The High Court has considered whether EE Ltd (EE) breached duties of good faith in its agreement with Phones 4U Ltd (P4U) by informing P4U that EE would not be extending the agreement when it still had a year to run. P4U claimed that EE's action was designed to cause P4U to go into administration, enabling EE to terminate the agreement early and avoid further payments.
P4U argued that the agreement was a relational contract with an implied general duty on EE to act in good faith towards P4U. Roth J accepted that the agreement had some features of a relational contract, including a moderately long term and extensive collaboration needed to perform its terms.
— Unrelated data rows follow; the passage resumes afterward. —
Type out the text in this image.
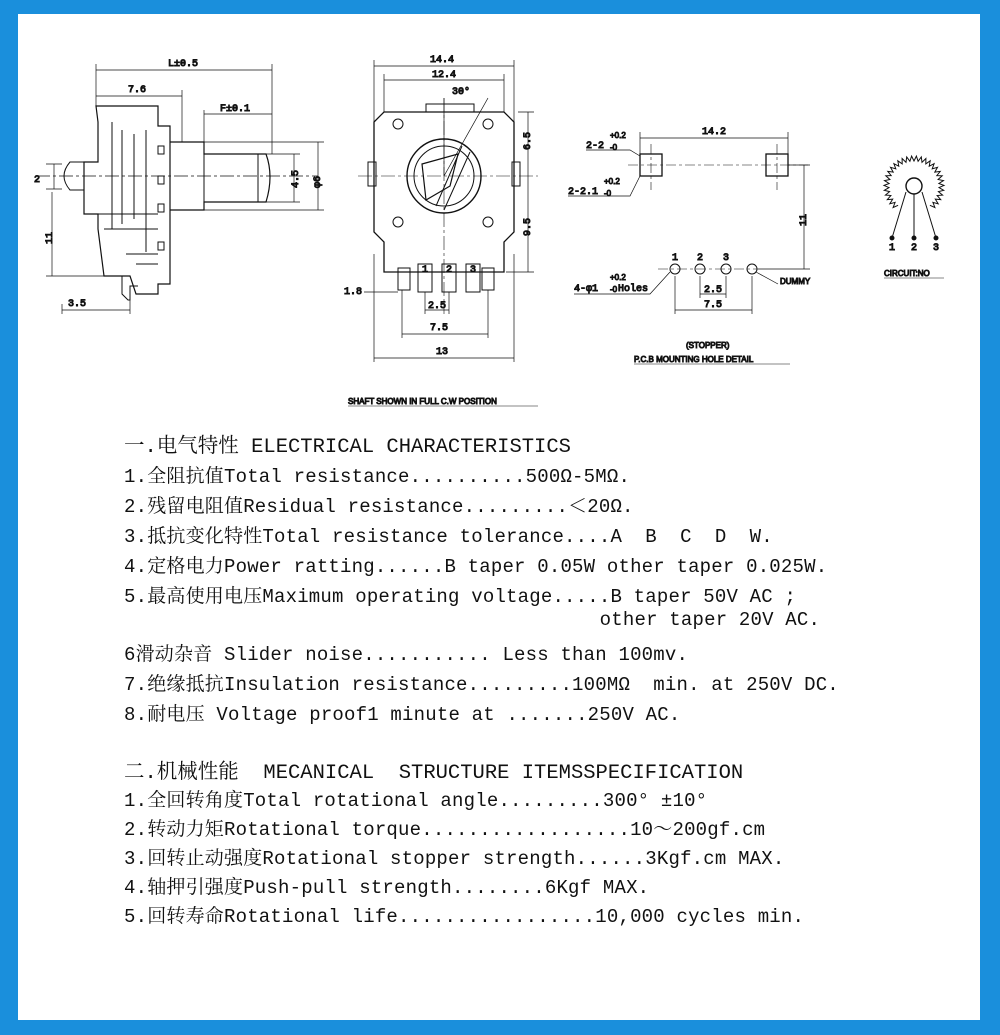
L±0.5
7.6
F±0.1
11
2	4.5 φ6
3.5
30°
1 2 3
14.4
12.4
6.5
9.5
1.8
2.5
7.5
13
SHAFT SHOWN IN FULL C.W POSITION
14.2
2-2
+0.2
-0
2-2.1
+0.2
-0
11
1 2 3
4-φ1
+0.2
-0 Holes
DUMMY
2.5
7.5
(STOPPER)
P.C.B MOUNTING HOLE DETAIL
1 2 3
CIRCUIT:NO
一.电气特性 ELECTRICAL CHARACTERISTICS
1.全阻抗值Total resistance..........500Ω-5MΩ.
2.残留电阻值Residual resistance.........＜20Ω.
3.抵抗变化特性Total resistance tolerance....A  B  C  D  W.
4.定格电力Power ratting......B taper 0.05W other taper 0.025W.
5.最高使用电压Maximum operating voltage.....B taper 50V AC ;
other taper 20V AC.
6滑动杂音 Slider noise........... Less than 100mv.
7.绝缘抵抗Insulation resistance.........100MΩ  min. at 250V DC.
8.耐电压 Voltage proof1 minute at .......250V AC.
二.机械性能  MECANICAL  STRUCTURE ITEMSSPECIFICATION
1.全回转角度Total rotational angle.........300° ±10°
2.转动力矩Rotational torque..................10～200gf.cm
3.回转止动强度Rotational stopper strength......3Kgf.cm MAX.
4.轴押引强度Push-pull strength........6Kgf MAX.
5.回转寿命Rotational life.................10,000 cycles min.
However, while EE enabled P4U to supply customer connections to its mobile network, it also competed with P4U to source those customer connections directly. In Roth J's view, if exclusivity is a supporting indication for a relational contract, being in competition is a "strong factor" pointing the other way. The agreement's detailed description of the parties' collaboration was also inconsistent with relational contracts where details of the venture were not expressed exhaustively. The agreement was not a relational contract.
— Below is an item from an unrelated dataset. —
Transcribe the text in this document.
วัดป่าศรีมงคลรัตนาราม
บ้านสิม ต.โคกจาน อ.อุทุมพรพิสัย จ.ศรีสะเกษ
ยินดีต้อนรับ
An express term of the agreement required EE to act in good faith and not to carry out activity designed to reduce P4U's revenue. P4U argued that this term meant EE must act in good faith generally as well as in relation to contract revenue. The judge disagreed. These were not distinct duties. The requirement to act in good faith only applied to activity designed to reduce P4U's revenue. If there was to be an express, general good faith obligation on EE, it was inconceivable that the contract would not have imposed the same obligation on P4U, which it did not. The express duties of good faith also precluded an implied general duty to act in good faith.
Even if there was a general duty of good faith, there was no breach by EE. EE had appointed a different business as its exclusive large indirect retailer and was entitled to give priority to its own interests. Its decision to inform P4U that their agreement would not be extended could not be regarded as commercially unacceptable by reasonable and honest people.